Uma hora depois, ele saía com o telefone dela salvo no celular. Ricardo, àquela altura, rodopiava no meio do salão com a sua loira no cangote, ao som de um sucesso sertanejo que tocava na jukebox.
Não deveria ter ligado. E ela não deveria ter parado de lhe cobrar. Em que momento tinha passado do papel de cliente fiel para o de amante? Foi no momento em que ela disse para ele guardar o dinheiro. Era a primeira vez que se deixava gozar com um cliente. Um segredo, dizia ela, que as velhas cafetinas ensinavam, para não se apaixonarem. Não beijar na boca de língua, nem gozar. Nunca.
Era com esse tipo de mulher que ele estava fadado a ficar? Se considerava meio dela. “Não se sinta na obrigação de me ligar. Gosto de ficar contigo. Não quero que tu largue a família por mim”. Ele se admirou depois, ao pensar com cuidado nesse moralismo esquisito. Ganhava a vida como prostituta, mas não queria desmanchar casamentos. O que tinha começado como uma escapadinha virou um encontro regular, pelo menos duas vezes por mês. Priscila o admirava. “Nunca conheci ninguém que fosse juiz de futebol”, disse certa vez, “saí com um jogador do Grêmio que apareceu lá na boate uma vez, reserva, nunca jogava. Foi embora pra Europa, eu acho, um tempo depois”. Não lembrava o nome dele. Não era famoso. Ela contava que não teve condições de estudar porque engravidou cedo e precisou trabalhar para sustentar a filha, cujo pai não assumiu a criança e tempo depois foi embora da cidade.
“A Janete passa o dia todo naquele sofá vendo televisão, fazendo as unhas, na internet”, ele compartilhava. “Eu queria uma mulher que me empurrasse pra frente. Parece que ela me segura parado no tempo”. Sentia serem confidentes.
Em outubro do ano anterior a esposa tinha surgido com a ideia de irem pra praia no final do ano. Ele achou que era brincadeira. “Com que dinheiro?”. “Damos um jeito”, ela respondeu. O que significava que ele teria que dar um jeito. “Tu me prometeu, se lembra?”. Ele não lembrava. Todo mundo iria para a praia. Só eles ficariam na cidade.

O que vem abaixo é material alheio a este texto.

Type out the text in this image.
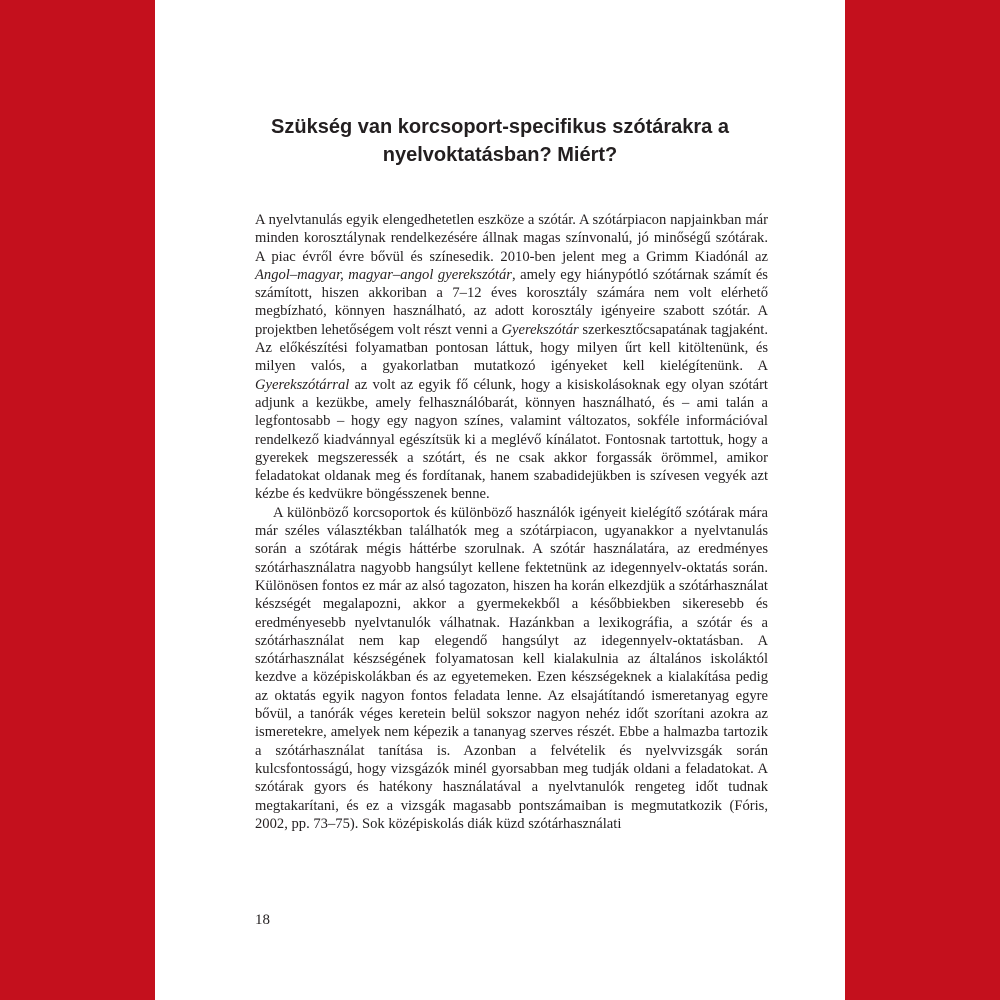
Szükség van korcsoport-specifikus szótárakra a
nyelvoktatásban? Miért?

A nyelvtanulás egyik elengedhetetlen eszköze a szótár. A szótárpiacon napjainkban már minden korosztálynak rendelkezésére állnak magas színvonalú, jó minőségű szótárak. A piac évről évre bővül és színesedik. 2010-ben jelent meg a Grimm Kiadónál az Angol–magyar, magyar–angol gyerekszótár, amely egy hiánypótló szótárnak számít és számított, hiszen akkoriban a 7–12 éves korosztály számára nem volt elérhető megbízható, könnyen használható, az adott korosztály igényeire szabott szótár. A projektben lehetőségem volt részt venni a Gyerekszótár szerkesztőcsapatának tagjaként. Az előkészítési folyamatban pontosan láttuk, hogy milyen űrt kell kitöltenünk, és milyen valós, a gyakorlatban mutatkozó igényeket kell kielégítenünk. A Gyerekszótárral az volt az egyik fő célunk, hogy a kisiskolásoknak egy olyan szótárt adjunk a kezükbe, amely felhasználóbarát, könnyen használható, és – ami talán a legfontosabb – hogy egy nagyon színes, valamint változatos, sokféle információval rendelkező kiadvánnyal egészítsük ki a meglévő kínálatot. Fontosnak tartottuk, hogy a gyerekek megszeressék a szótárt, és ne csak akkor forgassák örömmel, amikor feladatokat oldanak meg és fordítanak, hanem szabadidejükben is szívesen vegyék azt kézbe és kedvükre böngésszenek benne.

A különböző korcsoportok és különböző használók igényeit kielégítő szótárak mára már széles választékban találhatók meg a szótárpiacon, ugyanakkor a nyelvtanulás során a szótárak mégis háttérbe szorulnak. A szótár használatára, az eredményes szótárhasználatra nagyobb hangsúlyt kellene fektetnünk az idegennyelv-oktatás során. Különösen fontos ez már az alsó tagozaton, hiszen ha korán elkezdjük a szótárhasználat készségét megalapozni, akkor a gyermekekből a későbbiekben sikeresebb és eredményesebb nyelvtanulók válhatnak. Hazánkban a lexikográfia, a szótár és a szótárhasználat nem kap elegendő hangsúlyt az idegennyelv-oktatásban. A szótárhasználat készségének folyamatosan kell kialakulnia az általános iskoláktól kezdve a középiskolákban és az egyetemeken. Ezen készségeknek a kialakítása pedig az oktatás egyik nagyon fontos feladata lenne. Az elsajátítandó ismeretanyag egyre bővül, a tanórák véges keretein belül sokszor nagyon nehéz időt szorítani azokra az ismeretekre, amelyek nem képezik a tananyag szerves részét. Ebbe a halmazba tartozik a szótárhasználat tanítása is. Azonban a felvételik és nyelvvizsgák során kulcsfontosságú, hogy vizsgázók minél gyorsabban meg tudják oldani a feladatokat. A szótárak gyors és hatékony használatával a nyelvtanulók rengeteg időt tudnak megtakarítani, és ez a vizsgák magasabb pontszámaiban is megmutatkozik (Fóris, 2002, pp. 73–75). Sok középiskolás diák küzd szótárhasználati

18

“Todo ano é a mesma coisa, só a gente derretendo nesse inferno”. Ele perguntou quem iria. Ela listou nomes de parentes seus. “Poderíamos ficar no teu primo, no Campeche. A casa não é do teu padrinho mesmo?”. Era um primo que não via fazia uns cinco anos. Não se sentia confortável de entrar em contato apenas para ficar na casa dele para ir à praia. Nunca ligou pro cara pra saber como ele estava. E agora aquela?
Janete tanto insistiu que ele ligou.
Claro, tudo bem, eram benvindos. O problema seria conseguir o dinheiro. Fez jornadas de doze horas em alguns dias. Se saiu ridiculamente nas provas que fez, deixou de entregar trabalhos, reprovou por faltas em duas disciplinas. Dezembro chegou e o dinheiro ainda era pouco. Se obrigou a ceder aos convites de Ricardo e foi à noite de carteado no bar do Alemão.
A jogatina acontecia numa sala escondida nos fundos. Entrava-se por uma porta que dava para uma cozinha e dela para a sala de jogos. Ali rolava cacheta, pôquer, canastra. Tudo à dinheiro. E também tinha máquinas caça-níquel. Ganhou uns trocados. Era sorte de principiante, Ricardo brincava. Não importava. Tinha ganhado dois mil reais em duas noites. Dinheiro suficiente para pagar alguns picolés para a filha e um biquíni novo para a mulher… e passar uma noite no motel com Priscila.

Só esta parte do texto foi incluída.